Statute of Limitations for Wrongful Death in South Carolina

5 min read

Published April 8, 2026 • By DocketMath Team

Overview

Run this scenario in DocketMath using the Statute Of Limitations calculator.

South Carolina wrongful-death claims generally have a 3-year statute of limitations under S.C. Code § 15-1. This time limit is the key deadline for most families and representatives who want to file in court after a death allegedly caused by someone else’s wrongful act.

In practice, the “statute of limitations” (SOL) answers one practical question: how long you have to start the lawsuit. If you file after the SOL expires, the other side may raise the deadline as a defense, which can stop the case from moving forward—so tracking dates matters as much as the legal theory.

Note: This page covers the general/default SOL for wrongful death in South Carolina. If you’re dealing with special facts (for example, involving minors, fraud, or certain notice requirements), other rules can affect timing even when the “default” period is 3 years.

Limitation period

The general limitation period is 3 years under S.C. Code § 15-1. Your jurisdiction data indicates no claim-type-specific sub-rule was found, meaning this article uses the general/default 3-year period as the baseline calculation.
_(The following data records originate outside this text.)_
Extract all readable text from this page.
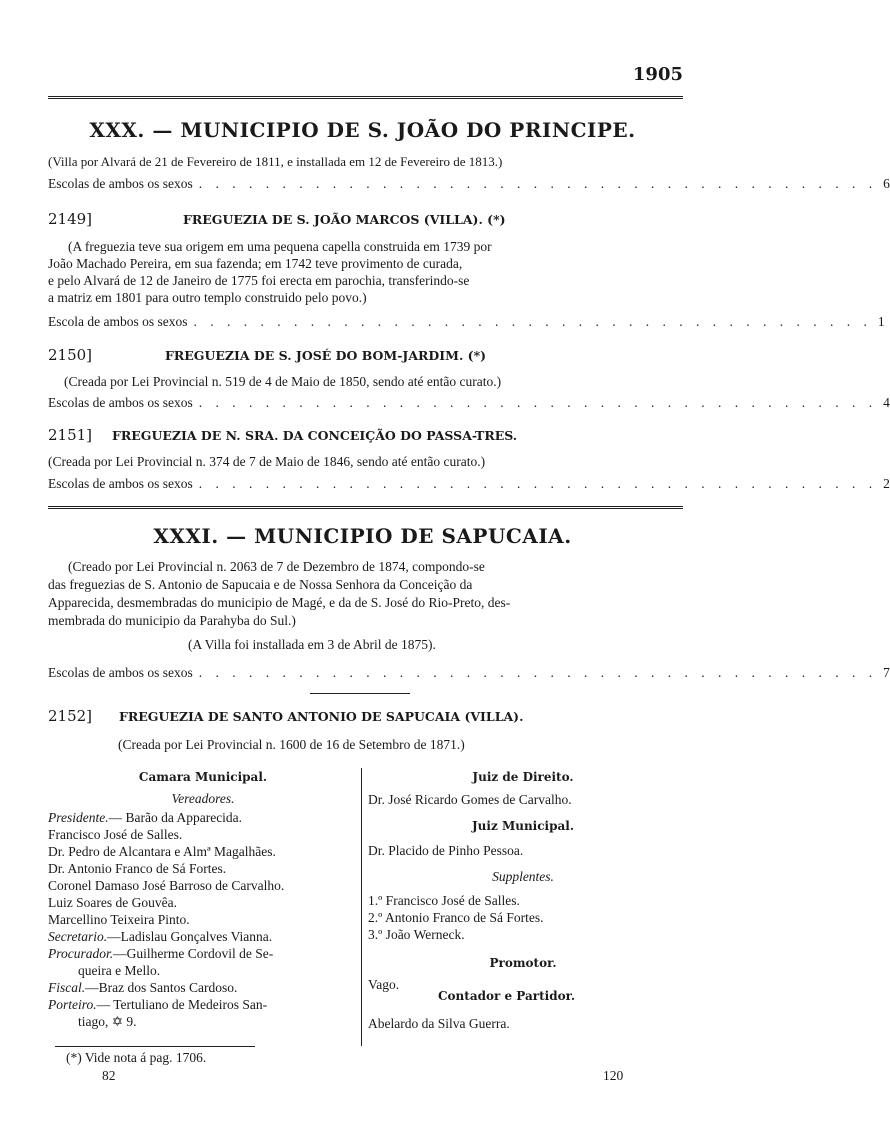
1905
XXX. — MUNICIPIO DE S. JOÃO DO PRINCIPE.
(Villa por Alvará de 21 de Fevereiro de 1811, e installada em 12 de Fevereiro de 1813.)
Escolas de ambos os sexos . . . . . . . . . . . . . . . . . . . . . . . . . . . . . . . . . . . . . . . . . 6
2149]	FREGUEZIA DE S. JOÃO MARCOS (VILLA). (*)
(A freguezia teve sua origem em uma pequena capella construida em 1739 por
João Machado Pereira, em sua fazenda; em 1742 teve provimento de curada,
e pelo Alvará de 12 de Janeiro de 1775 foi erecta em parochia, transferindo-se
a matriz em 1801 para outro templo construido pelo povo.)
Escola de ambos os sexos . . . . . . . . . . . . . . . . . . . . . . . . . . . . . . . . . . . . . . . . . 1
2150]	FREGUEZIA DE S. JOSÉ DO BOM-JARDIM. (*)
(Creada por Lei Provincial n. 519 de 4 de Maio de 1850, sendo até então curato.)
Escolas de ambos os sexos . . . . . . . . . . . . . . . . . . . . . . . . . . . . . . . . . . . . . . . . . 4
2151] FREGUEZIA DE N. SRA. DA CONCEIÇÃO DO PASSA-TRES.
(Creada por Lei Provincial n. 374 de 7 de Maio de 1846, sendo até então curato.)
Escolas de ambos os sexos . . . . . . . . . . . . . . . . . . . . . . . . . . . . . . . . . . . . . . . . . 2
XXXI. — MUNICIPIO DE SAPUCAIA.
(Creado por Lei Provincial n. 2063 de 7 de Dezembro de 1874, compondo-se
das freguezias de S. Antonio de Sapucaia e de Nossa Senhora da Conceição da
Apparecida, desmembradas do municipio de Magé, e da de S. José do Rio-Preto, des-
membrada do municipio da Parahyba do Sul.)
(A Villa foi installada em 3 de Abril de 1875).
Escolas de ambos os sexos . . . . . . . . . . . . . . . . . . . . . . . . . . . . . . . . . . . . . . . . . 7
2152] FREGUEZIA DE SANTO ANTONIO DE SAPUCAIA (VILLA).
(Creada por Lei Provincial n. 1600 de 16 de Setembro de 1871.)
Camara Municipal.
Vereadores.
Presidente.— Barão da Apparecida.
Francisco José de Salles.
Dr. Pedro de Alcantara e Almª Magalhães.
Dr. Antonio Franco de Sá Fortes.
Coronel Damaso José Barroso de Carvalho.
Luiz Soares de Gouvêa.
Marcellino Teixeira Pinto.
Secretario.—Ladislau Gonçalves Vianna.
Procurador.—Guilherme Cordovil de Se-
queira e Mello.
Fiscal.—Braz dos Santos Cardoso.
Porteiro.— Tertuliano de Medeiros San-
tiago, ✡ 9.
Juiz de Direito.
Dr. José Ricardo Gomes de Carvalho.
Juiz Municipal.
Dr. Placido de Pinho Pessoa.
Supplentes.
1.º Francisco José de Salles.
2.º Antonio Franco de Sá Fortes.
3.º João Werneck.
Promotor.
Vago.
Contador e Partidor.
Abelardo da Silva Guerra.
(*) Vide nota á pag. 1706.
82	120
What starts the 3-year clock?

In wrongful-death situations, the SOL often runs from an accrual trigger that is frequently tied to the date of death (or how the claim accrues under applicable rules). Because timing can turn on how accrual is defined in your fact pattern, you should map your key dates carefully (for example: death date, discovery of key facts, any related proceedings).

To keep planning straightforward, use this checklist:

Example timeline (baseline end date)

Below is a simple illustration using a “date of death” start point. The numbers show how the output changes when the underlying date changes:

If death occurred on…Default SOL end date (3 years later)
2026-04-082029-04-08
2026-12-152029-12-15
2027-02-012030-02-01

If your fact pattern uses a different accrual trigger than the death date, your SOL end date could move accordingly. The calculator helps you compute an end date, but it still depends on the start date input you choose.

Key exceptions

South Carolina’s general wrongful-death limitation period is 3 years under S.C. Code § 15-1. Because no claim-type-specific sub-rule was identified in the provided jurisdiction data, the 3-year rule is the default baseline.
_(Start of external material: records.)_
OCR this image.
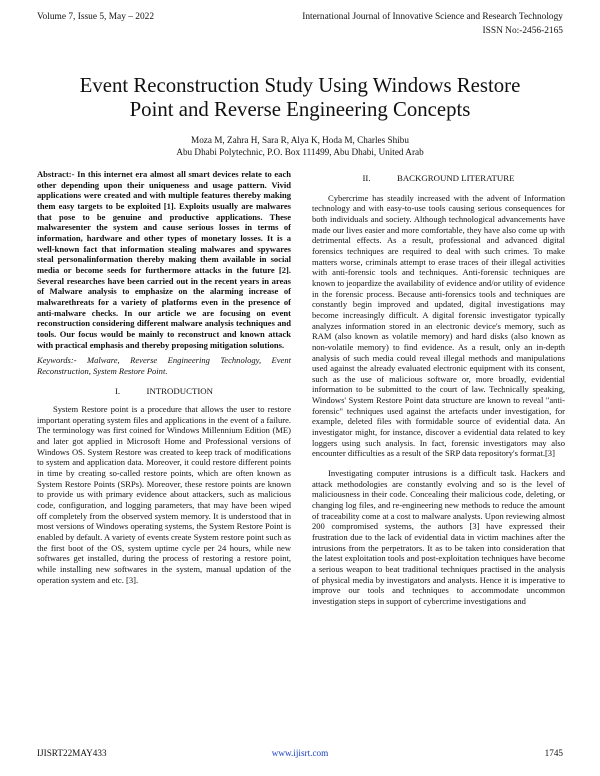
Volume 7, Issue 5, May – 2022	International Journal of Innovative Science and Research Technology
ISSN No:-2456-2165
Event Reconstruction Study Using Windows Restore
Point and Reverse Engineering Concepts
Moza M, Zahra H, Sara R, Alya K, Hoda M, Charles Shibu
Abu Dhabi Polytechnic, P.O. Box 111499, Abu Dhabi, United Arab

Abstract:- In this internet era almost all smart devices relate to each other depending upon their uniqueness and usage pattern. Vivid applications were created and with multiple features thereby making them easy targets to be exploited [1]. Exploits usually are malwares that pose to be genuine and productive applications. These malwaresenter the system and cause serious losses in terms of information, hardware and other types of monetary losses. It is a well-known fact that information stealing malwares and spywares steal personalinformation thereby making them available in social media or become seeds for furthermore attacks in the future [2]. Several researches have been carried out in the recent years in areas of Malware analysis to emphasize on the alarming increase of malwarethreats for a variety of platforms even in the presence of anti-malware checks. In our article we are focusing on event reconstruction considering different malware analysis techniques and tools. Our focus would be mainly to reconstruct and known attack with practical emphasis and thereby proposing mitigation solutions.

Keywords:- Malware, Reverse Engineering Technology, Event Reconstruction, System Restore Point.

I.   INTRODUCTION

System Restore point is a procedure that allows the user to restore important operating system files and applications in the event of a failure. The terminology was first coined for Windows Millennium Edition (ME) and later got applied in Microsoft Home and Professional versions of Windows OS. System Restore was created to keep track of modifications to system and application data. Moreover, it could restore different points in time by creating so-called restore points, which are often known as System Restore Points (SRPs). Moreover, these restore points are known to provide us with primary evidence about attackers, such as malicious code, configuration, and logging parameters, that may have been wiped off completely from the observed system memory. It is understood that in most versions of Windows operating systems, the System Restore Point is enabled by default. A variety of events create System restore point such as the first boot of the OS, system uptime cycle per 24 hours, while new softwares get installed, during the process of restoring a restore point, while installing new softwares in the system, manual updation of the operation system and etc. [3].

II.   BACKGROUND LITERATURE

Cybercrime has steadily increased with the advent of Information technology and with easy-to-use tools causing serious consequences for both individuals and society. Although technological advancements have made our lives easier and more comfortable, they have also come up with detrimental effects. As a result, professional and advanced digital forensics techniques are required to deal with such crimes. To make matters worse, criminals attempt to erase traces of their illegal activities with anti-forensic tools and techniques. Anti-forensic techniques are known to jeopardize the availability of evidence and/or utility of evidence in the forensic process. Because anti-forensics tools and techniques are constantly begin improved and updated, digital investigations may become increasingly difficult. A digital forensic investigator typically analyzes information stored in an electronic device's memory, such as RAM (also known as volatile memory) and hard disks (also known as non-volatile memory) to find evidence. As a result, only an in-depth analysis of such media could reveal illegal methods and manipulations used against the already evaluated electronic equipment with its consent, such as the use of malicious software or, more broadly, evidential information to be submitted to the court of law. Technically speaking, Windows' System Restore Point data structure are known to reveal "anti-forensic" techniques used against the artefacts under investigation, for example, deleted files with formidable source of evidential data. An investigator might, for instance, discover a evidential data related to key loggers using such analysis. In fact, forensic investigators may also encounter difficulties as a result of the SRP data repository's format.[3]

Investigating computer intrusions is a difficult task. Hackers and attack methodologies are constantly evolving and so is the level of maliciousness in their code. Concealing their malicious code, deleting, or changing log files, and re-engineering new methods to reduce the amount of traceability come at a cost to malware analysts. Upon reviewing almost 200 compromised systems, the authors [3] have expressed their frustration due to the lack of evidential data in victim machines after the intrusions from the perpetrators. It as to be taken into consideration that the latest exploitation tools and post-exploitation techniques have become a serious weapon to beat traditional techniques practised in the analysis of physical media by investigators and analysts. Hence it is imperative to improve our tools and techniques to accommodate uncommon investigation steps in support of cybercrime investigations and

IJISRT22MAY433	www.ijisrt.com	1745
That said, SOL deadlines can be affected by concepts that change dates or timing—such as tolling, special defenses, or procedural timing rules tied to case facts.

Because this is a reference page (not personalized legal advice), it’s safest to treat exceptions as date-changing factors and document them early.

Common exception categories to evaluate

Use these categories to prompt a targeted review of your situation:

  • Tolling (pausing the clock): Certain circumstances can pause or extend the filing deadline.
  • Accrual timing questions: Even with the “default” 3-year period, the date the clock starts may not be the exact same as the death date.
  • Procedural posture issues: Some filings, amendments, or related actions may affect the timing arguments depending on how the case proceeds.

Pitfall: Using the death date as the start date without checking whether accrual/tolling principles apply can produce an incorrect “end of SOL” date. If you’re working with a tight window, verify your start date carefully before relying on the result.

What this means for you

Start with the default:

  • 3 years (general SOL) under S.C. Code § 15-1

Then screen for exceptions that could change either:

  • the start date, or
  • the effective end date

If you’re trying to plan around a deadline, it’s better to run the calculator using the most conservative start date you reasonably can, and separately track any potential tolling facts.

Statute citation

The general statute of limitations used here is:

  • S.C. Code § 15-13-year general limitations period (per your provided jurisdiction data)

Per your brief, the applicable period for this reference is the general/default period, and there was no claim-type-specific sub-rule found. That’s why this page uses S.C. Code § 15-1 as the governing SOL framework for wrongful-death timing in South Carolina.

Source provided:

Use the calculator

Use DocketMath to compute your 3-year SOL end date for South Carolina wrongful-death claims based on S.C. Code § 15-1.

  1. Open the calculator here: /tools/statute-of-limitations
  2. Enter the start date you’re using for accrual (commonly the date of death, unless your facts support a different accrual trigger).
  3. Confirm the jurisdiction is South Carolina (US-SC).
  4. Confirm the default period of 3 years (the general/default period in S.C. Code § 15-1).
  5. Review the computed SOL end date.

How inputs change the output

To make the workflow practical, think in terms of two levers:

  • Start date (input):
    • Later start date → later SOL end date
  • SOL period (input/output behavior):
    • If you keep the general/default rule (3 years), the end date is always “start date + 3 years”
    • If an exception affects effective timing, the “effective” end date may move—DocketMath helps compute the baseline, while exception/tolling analysis may adjust what date you rely on

Quick sanity check

After you run the calculation, confirm:

Warning: SOL calculations can hinge on what date you use for accrual. DocketMath helps compute the math, but you still need to choose the correct start date based on your facts and the relevant timing rules.